The OSD Consortium aims to expand in terms of sites and methods, as well as towards multicellular organisms. Future key tasks are to align closely with the Genomic Observatories (GOs) Network [8] towards biocoding the ocean, as well as to secure long-term resources and commitments to create an OSD time-series. The mid-term vision of the OSD Consortium is to generate microbial Essential Biodiversity Variables (EBV) data [9]. The envisioned regular OSD events would qualify for the candidate EBVs “Species populations” and “Community composition” to indicate, for example, vulnerability of ecosystems and climatic impacts on community composition.
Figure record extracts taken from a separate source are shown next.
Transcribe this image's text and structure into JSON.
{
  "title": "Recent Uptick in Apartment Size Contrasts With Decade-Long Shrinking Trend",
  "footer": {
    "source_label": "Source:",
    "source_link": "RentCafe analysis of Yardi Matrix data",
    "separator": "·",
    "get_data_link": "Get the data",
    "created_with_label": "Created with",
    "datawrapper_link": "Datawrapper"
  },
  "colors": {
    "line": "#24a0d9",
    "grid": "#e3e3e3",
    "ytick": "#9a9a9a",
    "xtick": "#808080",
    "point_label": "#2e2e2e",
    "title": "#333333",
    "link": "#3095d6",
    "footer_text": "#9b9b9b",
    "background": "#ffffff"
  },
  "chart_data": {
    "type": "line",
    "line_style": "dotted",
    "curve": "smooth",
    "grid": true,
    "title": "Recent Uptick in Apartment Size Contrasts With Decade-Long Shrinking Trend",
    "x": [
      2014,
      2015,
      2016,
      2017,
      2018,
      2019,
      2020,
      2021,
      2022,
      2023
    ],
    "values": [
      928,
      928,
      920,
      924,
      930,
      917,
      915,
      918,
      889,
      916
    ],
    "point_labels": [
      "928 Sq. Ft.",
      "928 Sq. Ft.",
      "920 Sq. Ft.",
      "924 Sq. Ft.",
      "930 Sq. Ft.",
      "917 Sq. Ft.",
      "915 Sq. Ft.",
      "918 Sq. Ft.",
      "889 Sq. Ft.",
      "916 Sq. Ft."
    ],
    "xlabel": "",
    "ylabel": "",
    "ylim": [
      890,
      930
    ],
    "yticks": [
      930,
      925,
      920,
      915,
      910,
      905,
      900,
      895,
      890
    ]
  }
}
In the long term such indicators may be incorporated into the Ocean Health Index (OHI) [10], which currently excludes microorganisms from biodiversity assessment due to the lack of reliable data. OSD has the potential to close that gap and amend EBV and OHI by expanding oceanic monitoring towards microbes. This could lead to a global system of harmonized observations to inform scientists and policy-makers.

Conclusions

This commentary outlines the process for creating, managing and formalizing the OSD Consortium and describes its vision for a sustainable study of marine microbes. As we move forward, we will continue to explore and expand the scope of OSD beyond 2014. The idea of an OSD time-series is still in its early days but incorporating the OSD data set as EBVs and in the OHI is a strong source of motivation since this could pave the way to prioritize scientific research and raise public awareness for the unseen majority of the world’s oceans.